Robert Antonucci, the president of Fitchburg State University and a former state education secretary, says he and the eight presidents of the other state universities, not including UMass, had investigated pooling their endowments about three years ago but abandoned the idea because they had different investment approaches.
“Financially, it didn’t look like it was going to get us any benefits,” says Antonucci, whose school has a $14.7 million endowment.
But Antonucci says it may be time to circle the wagons to get the most bang for the buck. Nearly all of the 29 public colleges and universities in Massachusetts have endowments, ranging in size from $1.5 million at Massasoit Community College to $26.9 million at Salem State University, totaling nearly $200 million. If added to UMass’s $664 million endowment, plus the $300 million in investment assets from the UMass system, the schools could make investments that the smaller endowments can only fantasize about now.

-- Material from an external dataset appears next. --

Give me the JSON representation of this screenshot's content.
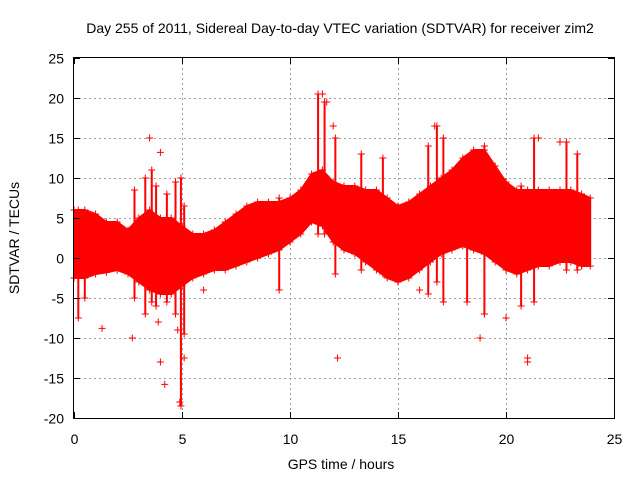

“I think it’s a great idea,” says Antonucci. “My bottom line is protection and two, that we get a good return on our investment. We would take a good look at something like that. We have that kind of flexibility.”
UMass, to some observers, has the money to take on a higher level of risk now but retains the mindset of a small investor. “There has been more of a migration, since the market debacle, to alternative assets,” says Bookbinder.
In an email, Paros, the UMass alumni, says his donation to UMass has been managed better than his donation to the University of Washington but not as well as his donation to Columbia University. He says the ability to make the value of his donation grow was one of the priorities of his gift in order for it to become self-funding and perpetual.
“It was a factor insofar as one would like the growth to exceed the inflation-adjusted expenditures, but I feel it is more important to treat the endowment as an entrepreneur would,” Paros wrote. “This means higher risk for higher rewards rather than settling for minimal low-risk returns.”
Pagnam says the foundation has been looking to get its foot in the door with some alternative investments. But he says those investments require large up-front capital outlays and personal relationships with the principals of startups or emerging companies, neither of which UMass has had before.
Bookbinder scoffs. “How much do they have?” he asks. “Six hundred million? They can get into any fund that they want.”
Pagnam insists it’s not that simple.
“It’s very, very difficult to get in,” says Pagnam. “A Yale and Harvard and those who have been in for some time, they go back to people they already know. The best don’t have to look for new people to put into their fund… I’m very comfortable in the approach that the investment committee is taking to get into the private arena. This same conversation in five years will be a different conversation.”


I would like endowments to give more of a voice to those who contribute to the fund. What endowments, if any have a board that includes even one member elected by contributing graduates? I don’t even know of any who take an advisory survey regarding investment strategies or use of funds.